Treasury securities rallied for a third straight day, extending an unexpected slide in interest rates.
“I wonder if the market is telling us the economy is slowing down,” said Jack Tilton, Glen Ellyn-based market analyst with Channel Trend.
The Dow Jones industrial average fell 72.52 points, to 10,456.96. The decline was broad-based, with only six of the 30 Dow stocks posting gains.
The Nasdaq composite index lost 13.62, to 1995.16.
For months, analysts have been warning that the stock market would cool off from the rally that began a year ago, especially in the popular technology sector.
“We’ve been calling for a correction for a while. Investors finally are taking profits out of the areas that have been hot,” said Paul Nolte, technical market analyst with Hinsdale Associates in Hinsdale.
But last Friday’s surprisingly weak report on job growth in February raised the specter of a more fundamental shift in investor sentiment.
“We’re still getting some overhang from the employment report,” Nolte said.
The Labor Department reported that the economy generated just 21,000 jobs last month, far below the 130,000 jobs predicted by forecasters.
Tilton said another factor depressing stock market optimism is weakness in personal income. Recent business productivity gains have boosted corporate profits, but not compensation to workers, according to the latest data, he said.
“I come across sounding like an economic consultant to the Democratic Party, but those numbers are striking,” he said.
Typically, higher productivity boosts corporate profits and worker compensation alike. “My concern is that the non-existent growth in labor income could hurt [consumer] spending,” he said.
Still, the stock market has not sent up a distress signal.
“The market is fairly priced,” said Fane Lozman, chairman of market monitoring service Scanshift. “It’s nothing to panic about. We are having a blah year.”
Indeed, investors may have forgotten the wild markets of recent years. In March 2001, the Nasdaq composite index was also trading around 2000, but with greater volatility.
This year’s drop in the Nasdaq from its closing high on Jan. 26 to its low close on Tuesday was 159 points.
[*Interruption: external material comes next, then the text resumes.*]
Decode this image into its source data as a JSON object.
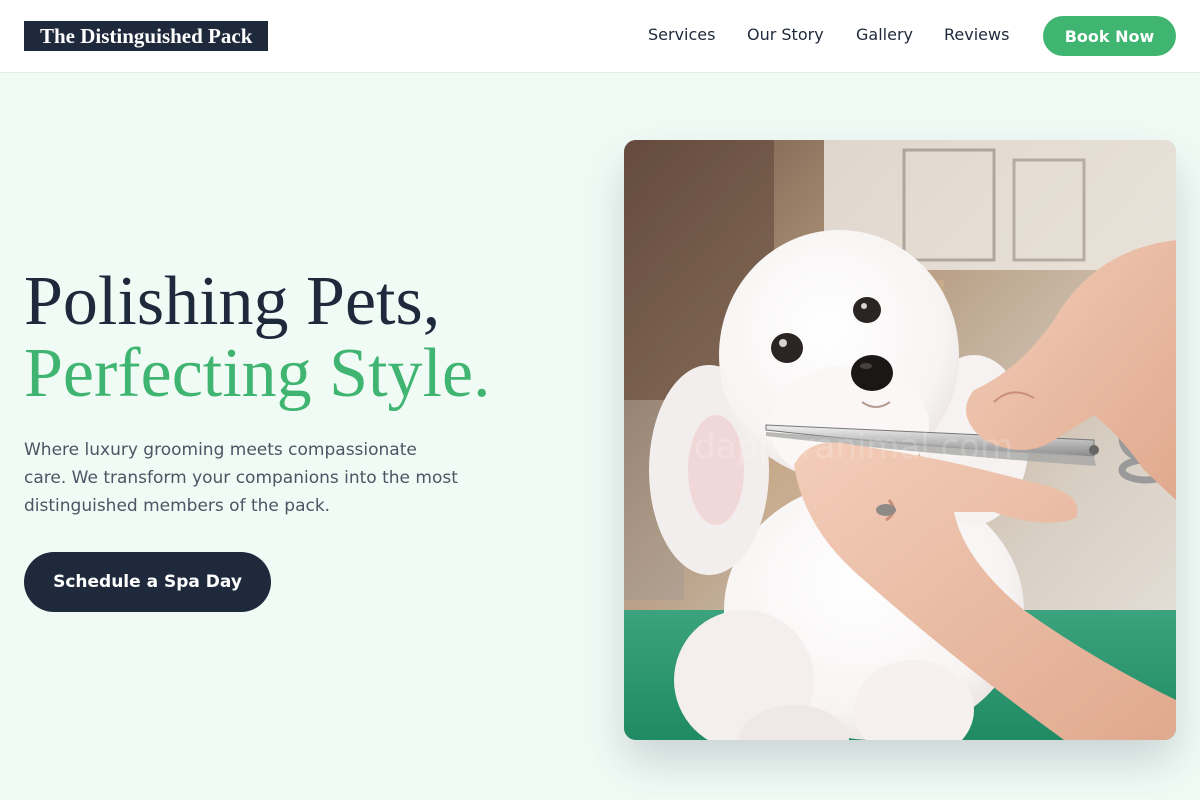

But the index sank 245 points on just two consecutive trading days in March 2001, Lozman said.
“Back then, no one had an idea of what a fair price was,” he said. “This has been a very quiet year.”
Chicago-based money manager Carl Birkelbach said the pullback may be near an end.
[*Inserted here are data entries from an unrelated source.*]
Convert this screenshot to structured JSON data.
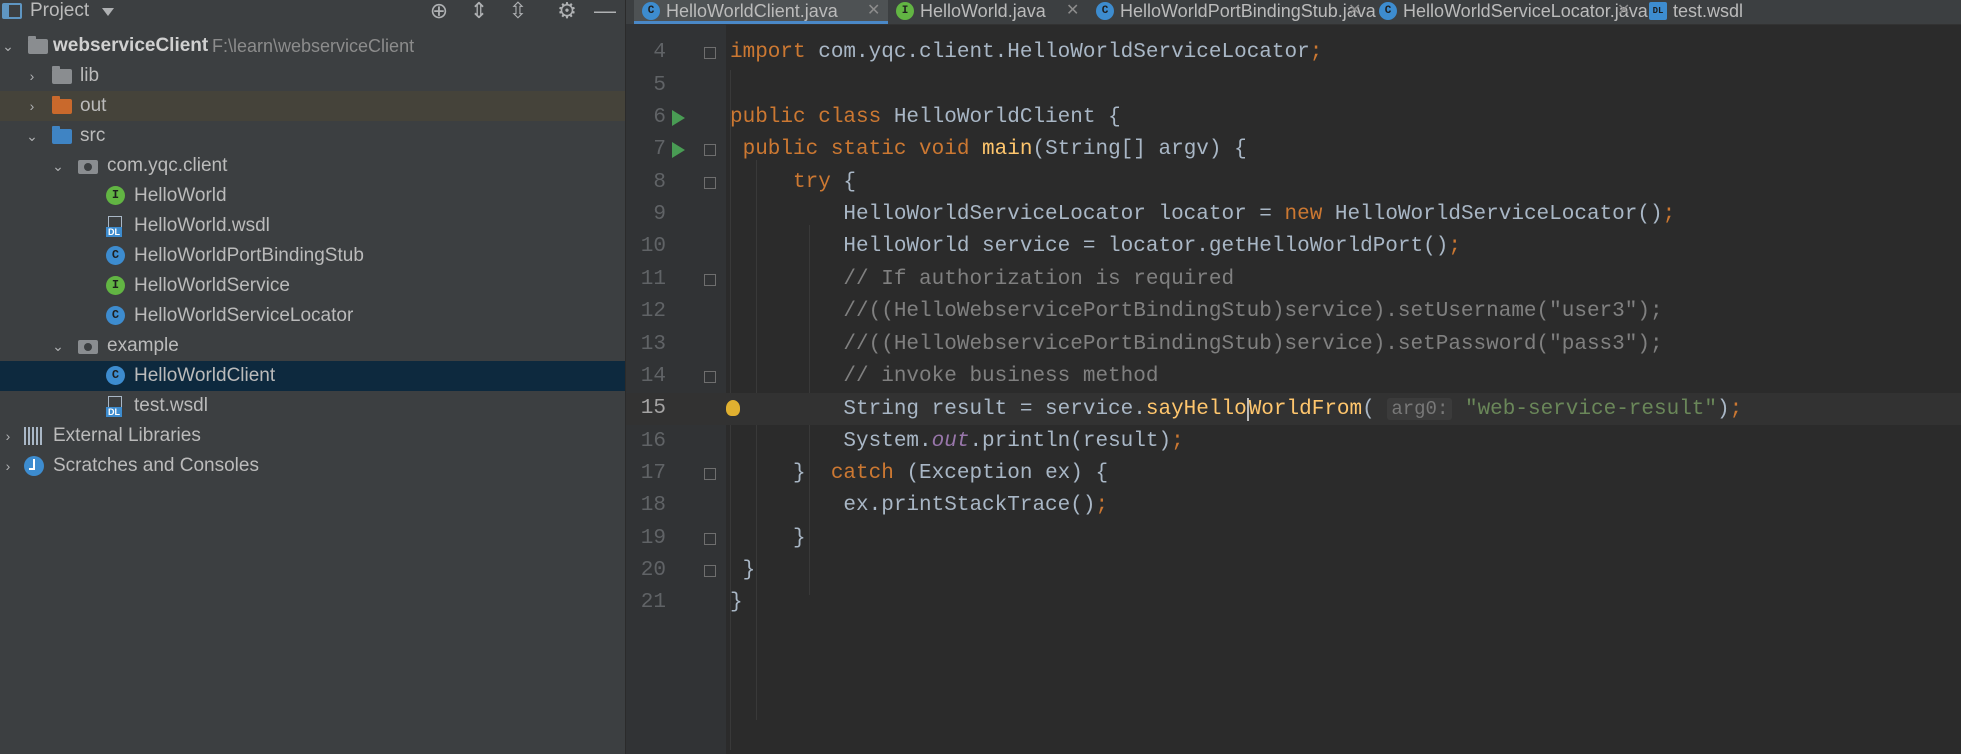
{
  "project_panel": {
    "title": "Project",
    "tree": [
      {
        "label": "webserviceClient",
        "path": "F:\\learn\\webserviceClient"
      },
      {
        "label": "lib"
      },
      {
        "label": "out"
      },
      {
        "label": "src"
      },
      {
        "label": "com.yqc.client"
      },
      {
        "label": "HelloWorld"
      },
      {
        "label": "HelloWorld.wsdl"
      },
      {
        "label": "HelloWorldPortBindingStub"
      },
      {
        "label": "HelloWorldService"
      },
      {
        "label": "HelloWorldServiceLocator"
      },
      {
        "label": "example"
      },
      {
        "label": "HelloWorldClient"
      },
      {
        "label": "test.wsdl"
      },
      {
        "label": "External Libraries"
      },
      {
        "label": "Scratches and Consoles"
      }
    ]
  },
  "tabs": [
    {
      "label": "HelloWorldClient.java",
      "icon": "C"
    },
    {
      "label": "HelloWorld.java",
      "icon": "I"
    },
    {
      "label": "HelloWorldPortBindingStub.java",
      "icon": "C"
    },
    {
      "label": "HelloWorldServiceLocator.java",
      "icon": "C"
    },
    {
      "label": "test.wsdl",
      "icon": "DL"
    }
  ],
  "editor": {
    "lines": [
      {
        "n": "4",
        "parts": [
          "import ",
          "com.yqc.client.HelloWorldServiceLocator",
          ";"
        ]
      },
      {
        "n": "5",
        "parts": []
      },
      {
        "n": "6",
        "parts": [
          "public class ",
          "HelloWorldClient {"
        ]
      },
      {
        "n": "7",
        "parts": [
          " public static void ",
          "main",
          "(String[] argv) {"
        ]
      },
      {
        "n": "8",
        "parts": [
          "     try ",
          "{"
        ]
      },
      {
        "n": "9",
        "parts": [
          "         HelloWorldServiceLocator locator = ",
          "new ",
          "HelloWorldServiceLocator()",
          ";"
        ]
      },
      {
        "n": "10",
        "parts": [
          "         HelloWorld service = locator.getHelloWorldPort()",
          ";"
        ]
      },
      {
        "n": "11",
        "parts": [
          "         // If authorization is required"
        ]
      },
      {
        "n": "12",
        "parts": [
          "         //((HelloWebservicePortBindingStub)service).setUsername(\"user3\");"
        ]
      },
      {
        "n": "13",
        "parts": [
          "         //((HelloWebservicePortBindingStub)service).setPassword(\"pass3\");"
        ]
      },
      {
        "n": "14",
        "parts": [
          "         // invoke business method"
        ]
      },
      {
        "n": "15",
        "parts": [
          "         String result = service.",
          "sayHello",
          "WorldFrom",
          "( ",
          "arg0:",
          " ",
          "\"web-service-result\"",
          ")",
          ";"
        ]
      },
      {
        "n": "16",
        "parts": [
          "         System.",
          "out",
          ".println(result)",
          ";"
        ]
      },
      {
        "n": "17",
        "parts": [
          "     }  ",
          "catch ",
          "(Exception ex) {"
        ]
      },
      {
        "n": "18",
        "parts": [
          "         ex.printStackTrace()",
          ";"
        ]
      },
      {
        "n": "19",
        "parts": [
          "     }"
        ]
      },
      {
        "n": "20",
        "parts": [
          " }"
        ]
      },
      {
        "n": "21",
        "parts": [
          "}"
        ]
      }
    ]
  }
}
“I think it’s a buying opportunity,” he said. “It’s giving me the first indication that it’s not going to go a lot lower.”
Tuesday’s action: The Standard & Poor’s 500 index dropped 6.63, to 1140.58. The Russell 2000 index of small-company stocks fell 6.56, or 1.1 percent, to 585.95.
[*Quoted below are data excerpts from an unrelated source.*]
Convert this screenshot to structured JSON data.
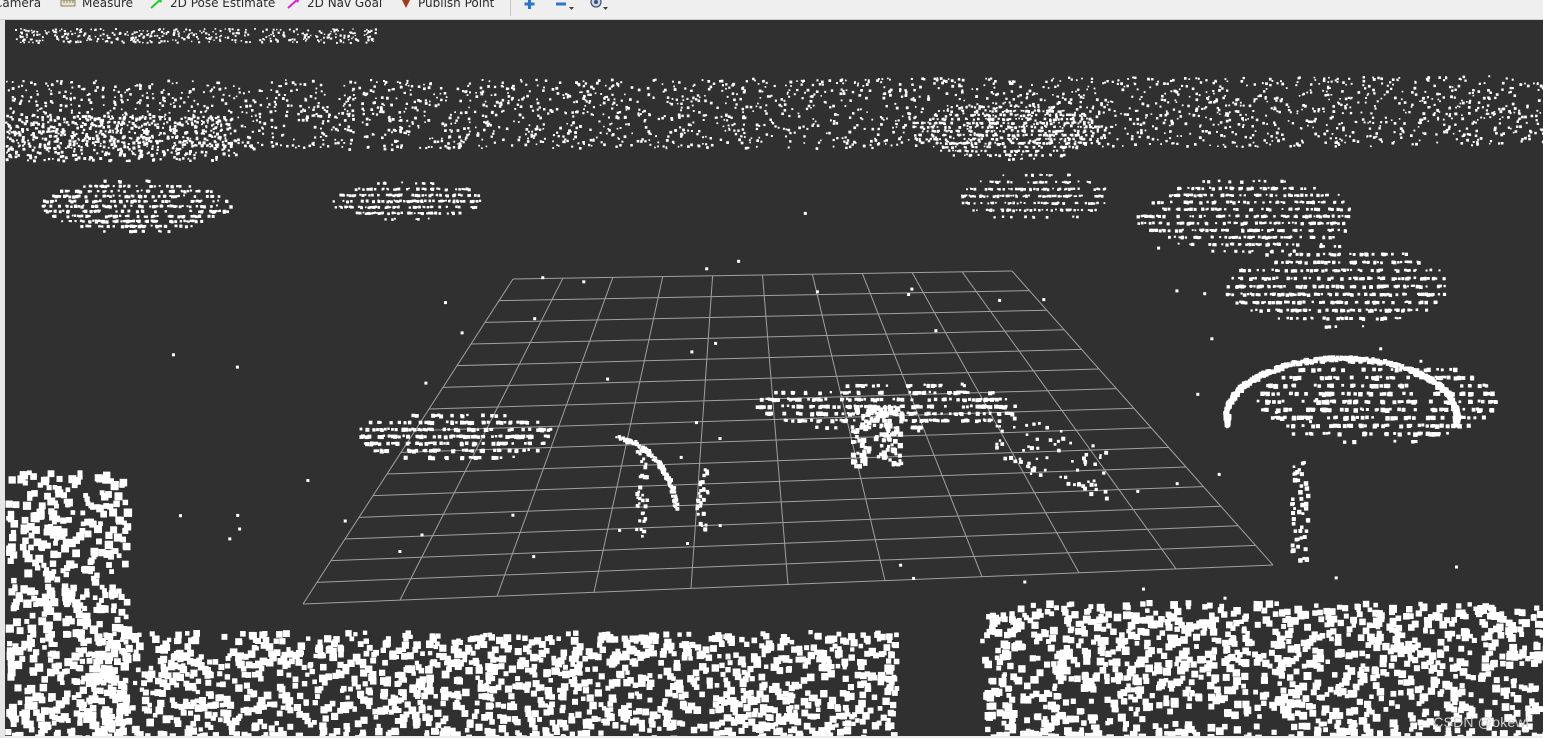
{
  "toolbar": {
    "tools": [
      {
        "label": "Camera",
        "icon": "camera-icon"
      },
      {
        "label": "Measure",
        "icon": "ruler-icon"
      },
      {
        "label": "2D Pose Estimate",
        "icon": "green-arrow-icon"
      },
      {
        "label": "2D Nav Goal",
        "icon": "magenta-arrow-icon"
      },
      {
        "label": "Publish Point",
        "icon": "red-pin-icon"
      }
    ],
    "icon_buttons": [
      "add-tool-icon",
      "remove-tool-icon",
      "camera-view-icon"
    ]
  },
  "viewport": {
    "background": "#303030",
    "grid_color": "#a0a0a0",
    "points_color": "#ffffff"
  },
  "watermark": "CSDN @okewi"
}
Among stocks in the news, Procter & Gamble advanced sharply after the close of regular New York trading.
The company boosted its dividend for the second time in its current fiscal year and declared a 2-for-1 stock split.
The consumer products giant also issued an upbeat forecast for the current quarter and year.
As if to confirm reports of an investor shift from more speculative technology stocks to more stable consumer stocks, Texas Instruments closed down 34 cents, to $30.26, despite an upbeat forecast late Monday.
General Electric dropped 27 cents, to $31.56. The company issued 119 million shares, at $31.83, to pay for its purchase of entertainment assets from Vivendi Universal.
Oilfield services provider Halliburton fell 91 cents, to $30.70. The company said investigations of its business affairs in Iraq could squeeze its cash availability.
New York Stock Exchange trading volume reached 1.48 billion shares. Losing stocks outnumbered winners by a 5-3 ratio among NYSE-listed issues.
Nasdaq trading volume totaled 2.05 billion shares, as losers topped winners by a 2-1 ratio.
Treasury securities scored their third straight advance, with yields reaching fresh eight-month lows. The Treasury is set to sell $16 billion of 5-year notes on Wednesday and $11 billion of 10-year notes on Thursday.